Most listing agreements document the agreed upon commission rate (typically 4–7% of the home’s sale price), describe the duties of the agent, and include a protection clause that allows the agent to collect a fee on the sale of the home for a period of time after the contract has lapsed; this is to prevent sellers from finding a buyer on their own and delaying the sale to avoid paying the agent’s commission. Your agent will most likely want to sign an exclusive agreement, meaning you cannot work with multiple listing agents at once. It is possible to have an open agreement that would allow you to work with multiple listing agents, but this is less common.
If possible, discuss the possibility of finding your own buyer in advance.

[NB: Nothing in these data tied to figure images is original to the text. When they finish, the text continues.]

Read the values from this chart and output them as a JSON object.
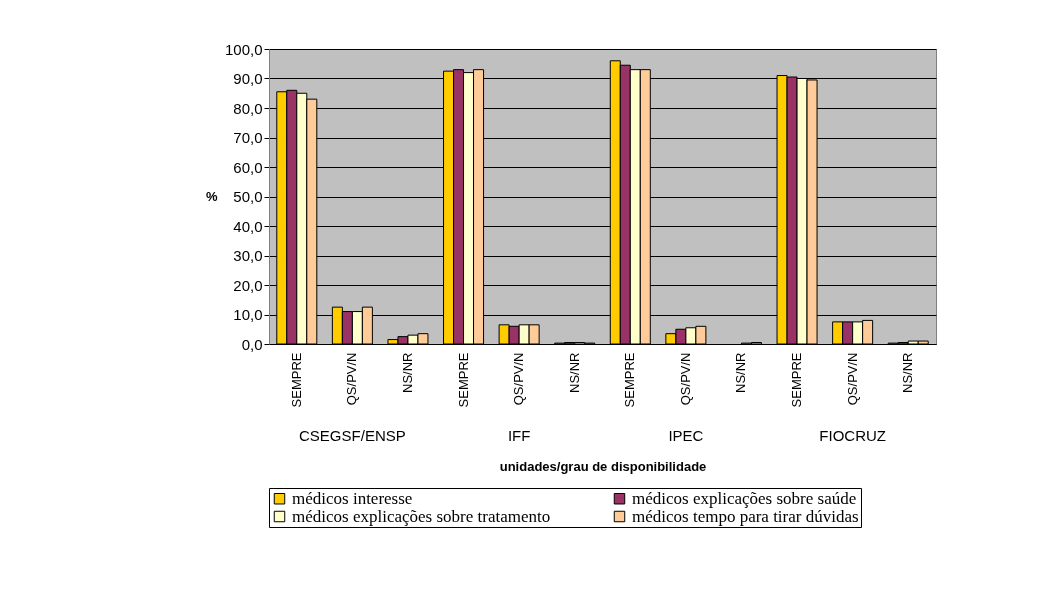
{
  "chart_data": {
    "type": "bar",
    "ylabel": "%",
    "xlabel": "unidades/grau de disponibilidade",
    "categories": [
      "SEMPRE",
      "QS/PV/N",
      "NS/NR",
      "SEMPRE",
      "QS/PV/N",
      "NS/NR",
      "SEMPRE",
      "QS/PV/N",
      "NS/NR",
      "SEMPRE",
      "QS/PV/N",
      "NS/NR"
    ],
    "annotations": [
      "CSEGSF/ENSP",
      "IFF",
      "IPEC",
      "FIOCRUZ"
    ],
    "series": [
      {
        "name": "médicos interesse",
        "color": "#ffcc00",
        "values": [
          85.5,
          12.5,
          1.5,
          92.5,
          6.5,
          0.3,
          96,
          3.5,
          0,
          91,
          7.5,
          0.3
        ]
      },
      {
        "name": "médicos explicações sobre saúde",
        "color": "#993366",
        "values": [
          86,
          11,
          2.5,
          93,
          6,
          0.5,
          94.5,
          5,
          0,
          90.5,
          7.5,
          0.5
        ]
      },
      {
        "name": "médicos explicações sobre tratamento",
        "color": "#ffffcc",
        "values": [
          85,
          11,
          3,
          92,
          6.5,
          0.5,
          93,
          5.5,
          0.3,
          90,
          7.5,
          1
        ]
      },
      {
        "name": "médicos tempo para tirar dúvidas",
        "color": "#ffcc99",
        "values": [
          83,
          12.5,
          3.5,
          93,
          6.5,
          0.3,
          93,
          6,
          0.5,
          89.5,
          8,
          1
        ]
      }
    ],
    "ylim": [
      0,
      100
    ],
    "yticks": [
      {
        "value": 0,
        "label": "0,0"
      },
      {
        "value": 10,
        "label": "10,0"
      },
      {
        "value": 20,
        "label": "20,0"
      },
      {
        "value": 30,
        "label": "30,0"
      },
      {
        "value": 40,
        "label": "40,0"
      },
      {
        "value": 50,
        "label": "50,0"
      },
      {
        "value": 60,
        "label": "60,0"
      },
      {
        "value": 70,
        "label": "70,0"
      },
      {
        "value": 80,
        "label": "80,0"
      },
      {
        "value": 90,
        "label": "90,0"
      },
      {
        "value": 100,
        "label": "100,0"
      }
    ],
    "grid": "y",
    "legend": "bottom"
  }
}
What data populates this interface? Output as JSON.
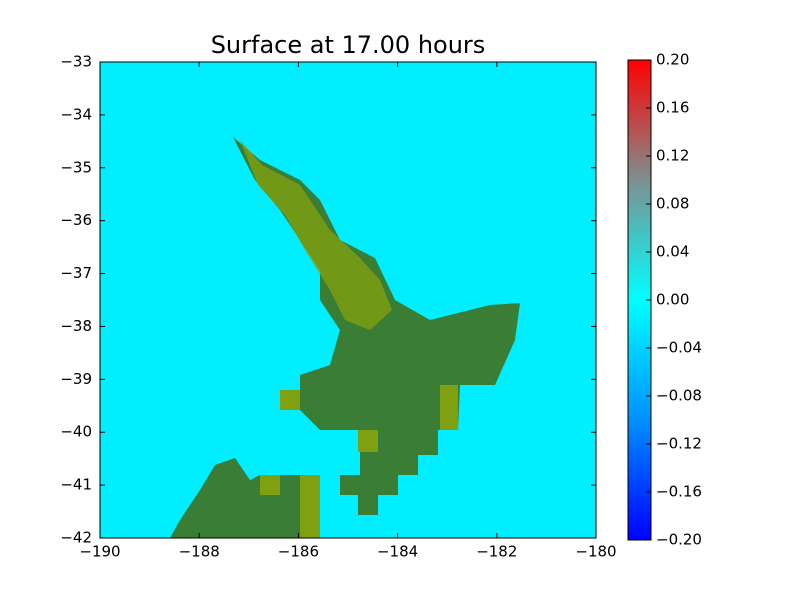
{
  "chart_data": {
    "type": "heatmap",
    "title": "Surface at 17.00 hours",
    "xlim": [
      -190,
      -180
    ],
    "xticks": [
      {
        "value": -190,
        "label": "−190"
      },
      {
        "value": -188,
        "label": "−188"
      },
      {
        "value": -186,
        "label": "−186"
      },
      {
        "value": -184,
        "label": "−184"
      },
      {
        "value": -182,
        "label": "−182"
      },
      {
        "value": -180,
        "label": "−180"
      }
    ],
    "ylim": [
      -42,
      -33
    ],
    "yticks": [
      {
        "value": -42,
        "label": "−42"
      },
      {
        "value": -41,
        "label": "−41"
      },
      {
        "value": -40,
        "label": "−40"
      },
      {
        "value": -39,
        "label": "−39"
      },
      {
        "value": -38,
        "label": "−38"
      },
      {
        "value": -37,
        "label": "−37"
      },
      {
        "value": -36,
        "label": "−36"
      },
      {
        "value": -35,
        "label": "−35"
      },
      {
        "value": -34,
        "label": "−34"
      },
      {
        "value": -33,
        "label": "−33"
      }
    ],
    "colorbar": {
      "lim": [
        -0.2,
        0.2
      ],
      "ticks": [
        {
          "value": -0.2,
          "label": "−0.20"
        },
        {
          "value": -0.16,
          "label": "−0.16"
        },
        {
          "value": -0.12,
          "label": "−0.12"
        },
        {
          "value": -0.08,
          "label": "−0.08"
        },
        {
          "value": -0.04,
          "label": "−0.04"
        },
        {
          "value": 0,
          "label": "0.00"
        },
        {
          "value": 0.04,
          "label": "0.04"
        },
        {
          "value": 0.08,
          "label": "0.08"
        },
        {
          "value": 0.12,
          "label": "0.12"
        },
        {
          "value": 0.16,
          "label": "0.16"
        },
        {
          "value": 0.2,
          "label": "0.20"
        }
      ],
      "colormap": [
        "#0000ff",
        "#0090ff",
        "#00ffff",
        "#7f8f8f",
        "#ff0000"
      ]
    },
    "background_color": "#00eeff"
  }
}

If you have signed an exclusive listing agreement and find a buyer on your own, you may still be legally required to pay the agent’s commission. You can avoid this, however, by ensuring that your listing agreement includes an exception for this scenario. When you sit down to review your listing agreement with your agent, it’s important to consider how likely you are to find your own buyer and discuss how your contract can accommodate both parties in that case. You may be able to renegotiate your agreement after you’ve found a buyer, but it’s much easier to address the issue before signing the contract.
If you plan to try to find a buyer on your own while working with an agent, consider asking your agent if they would agree to a flat fee for managing the other aspects of your real estate transaction. You could also negotiate the commission to amount that feels appropriate for you, given the likelihood that you would find your own buyer. Another option is a hybrid of a flat fee and a smaller commission. Whatever your final agreement looks like, don’t forget that it is a legally binding contract, so you should be familiar with all the details before you sign. If you are selling a home and think you might find your own buyer, working with a realtor is still the wisest course. Having a professional to represent you and keep you informed about all the intricacies of a real estate transaction can help you get the best price for your home while saving you time and worry. Negotiating a contract that works for you and carefully reviewing that contract with your agent are vital steps in preparing to list your home.